While the cloud environment is quickly maturing, cloud service contracting has structural deficits, Gartner says. Based on their research Gartner warns cloud contract terms generally favor the vendor, do not have clear service commitments, are opaque and easily changed. Gartner reports seeing many cloud-sourcing contracts that lack descriptions of cloud service providers' responsibilities and that do not meet the general legal, regulatory and commercial contracting requirements of most enterprise organizations.

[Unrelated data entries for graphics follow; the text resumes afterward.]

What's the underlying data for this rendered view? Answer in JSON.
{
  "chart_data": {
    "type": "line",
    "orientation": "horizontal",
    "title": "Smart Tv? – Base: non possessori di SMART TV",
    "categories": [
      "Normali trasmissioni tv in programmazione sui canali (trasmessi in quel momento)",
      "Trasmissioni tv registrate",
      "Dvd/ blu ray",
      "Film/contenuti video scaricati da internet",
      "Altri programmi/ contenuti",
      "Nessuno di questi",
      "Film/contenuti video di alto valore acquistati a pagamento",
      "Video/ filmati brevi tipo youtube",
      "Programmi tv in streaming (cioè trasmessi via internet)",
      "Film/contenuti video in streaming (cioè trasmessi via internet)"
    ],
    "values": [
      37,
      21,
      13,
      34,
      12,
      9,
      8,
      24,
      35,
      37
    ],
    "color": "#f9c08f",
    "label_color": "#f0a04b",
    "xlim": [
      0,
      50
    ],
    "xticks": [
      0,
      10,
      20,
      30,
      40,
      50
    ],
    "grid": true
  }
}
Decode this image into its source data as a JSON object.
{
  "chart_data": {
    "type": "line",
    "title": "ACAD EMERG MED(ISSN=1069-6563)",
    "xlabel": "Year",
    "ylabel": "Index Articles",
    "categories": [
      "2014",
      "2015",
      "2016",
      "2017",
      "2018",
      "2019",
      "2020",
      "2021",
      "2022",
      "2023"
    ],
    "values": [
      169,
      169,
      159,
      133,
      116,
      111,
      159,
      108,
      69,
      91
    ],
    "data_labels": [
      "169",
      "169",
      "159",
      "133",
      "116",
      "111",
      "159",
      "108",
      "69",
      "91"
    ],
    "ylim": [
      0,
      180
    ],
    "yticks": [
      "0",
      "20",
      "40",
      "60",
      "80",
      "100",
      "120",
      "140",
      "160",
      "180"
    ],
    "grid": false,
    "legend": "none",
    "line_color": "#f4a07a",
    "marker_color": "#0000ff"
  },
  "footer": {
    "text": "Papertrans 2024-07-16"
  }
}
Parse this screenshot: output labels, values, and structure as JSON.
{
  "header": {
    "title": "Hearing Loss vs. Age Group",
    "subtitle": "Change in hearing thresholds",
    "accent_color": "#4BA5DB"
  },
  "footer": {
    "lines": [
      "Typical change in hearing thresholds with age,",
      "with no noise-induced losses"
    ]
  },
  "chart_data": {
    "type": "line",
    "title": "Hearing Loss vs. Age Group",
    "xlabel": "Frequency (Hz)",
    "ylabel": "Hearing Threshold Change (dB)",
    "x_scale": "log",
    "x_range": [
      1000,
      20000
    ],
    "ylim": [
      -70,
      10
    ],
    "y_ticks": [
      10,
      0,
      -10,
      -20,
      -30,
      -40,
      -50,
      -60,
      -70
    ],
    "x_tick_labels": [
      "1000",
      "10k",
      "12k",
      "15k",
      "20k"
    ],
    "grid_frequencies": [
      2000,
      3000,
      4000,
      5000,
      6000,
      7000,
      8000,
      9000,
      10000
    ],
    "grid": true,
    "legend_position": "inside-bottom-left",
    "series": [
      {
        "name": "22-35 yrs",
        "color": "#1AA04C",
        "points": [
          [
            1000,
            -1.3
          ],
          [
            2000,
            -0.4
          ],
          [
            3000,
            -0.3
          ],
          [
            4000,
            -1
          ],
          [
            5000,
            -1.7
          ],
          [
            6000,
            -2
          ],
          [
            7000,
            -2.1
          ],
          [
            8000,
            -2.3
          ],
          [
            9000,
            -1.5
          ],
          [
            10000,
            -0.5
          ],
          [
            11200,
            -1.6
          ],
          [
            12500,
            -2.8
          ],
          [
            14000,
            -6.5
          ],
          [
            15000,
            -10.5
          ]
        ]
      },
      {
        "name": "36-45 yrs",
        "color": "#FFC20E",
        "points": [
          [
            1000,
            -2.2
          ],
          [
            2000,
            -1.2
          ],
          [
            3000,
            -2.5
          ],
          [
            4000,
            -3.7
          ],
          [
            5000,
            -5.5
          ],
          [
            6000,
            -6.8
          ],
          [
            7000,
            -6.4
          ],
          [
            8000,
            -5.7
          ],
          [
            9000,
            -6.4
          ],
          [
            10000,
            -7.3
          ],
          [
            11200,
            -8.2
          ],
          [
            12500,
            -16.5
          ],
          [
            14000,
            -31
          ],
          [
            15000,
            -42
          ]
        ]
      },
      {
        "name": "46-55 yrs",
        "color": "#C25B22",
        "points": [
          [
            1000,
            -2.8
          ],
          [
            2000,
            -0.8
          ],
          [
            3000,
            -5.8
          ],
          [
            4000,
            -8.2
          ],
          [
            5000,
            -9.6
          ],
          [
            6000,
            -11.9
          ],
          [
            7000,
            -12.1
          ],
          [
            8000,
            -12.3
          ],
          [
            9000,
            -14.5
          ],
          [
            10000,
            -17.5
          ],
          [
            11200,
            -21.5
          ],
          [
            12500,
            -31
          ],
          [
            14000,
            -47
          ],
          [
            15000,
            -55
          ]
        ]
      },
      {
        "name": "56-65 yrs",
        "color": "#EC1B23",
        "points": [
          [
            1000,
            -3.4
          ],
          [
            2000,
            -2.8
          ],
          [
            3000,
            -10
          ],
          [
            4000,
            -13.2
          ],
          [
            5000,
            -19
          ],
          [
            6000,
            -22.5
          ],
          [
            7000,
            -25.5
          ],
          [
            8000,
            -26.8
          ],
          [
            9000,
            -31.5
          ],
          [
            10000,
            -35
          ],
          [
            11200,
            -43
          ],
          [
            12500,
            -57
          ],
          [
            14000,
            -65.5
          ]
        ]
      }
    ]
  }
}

Gartner recommends organizations do a cloud risk assessment. Areas such as data-handling procedures can have a negative impact on the business case, Gartner points out, potentially creating compliancy issues and cost increases. A wise approach, according to the report, is to take a different path to vendor selection, contracting and negotiation.
“Cloud sourcing often requires a more liberal legal approach that allows for the acceptance of standardized terms,” says Frank Ridder, research vice president at Gartner.
“CIOs and sourcing executives should try to negotiate protection against additional costs and incremental cost increases in the contract – even if this might result in some loss of initial discount,” advises Alexa Bona, research vice president at Gartner.
Bona advocates negotiating protections and penalties into contracts to protect current business requirements and renewal terms. Complete a competitive market analysis and switching cost analysis well in advance of a cloud service contract renewal, Bona says.
Gartner believes that over time, the combination of buyer pressure and a provider desire to reduce the length of negotiation cycles and number of customized deals will cause terms to evolve to more of a middle ground, rather than the current provider-centric contract practices.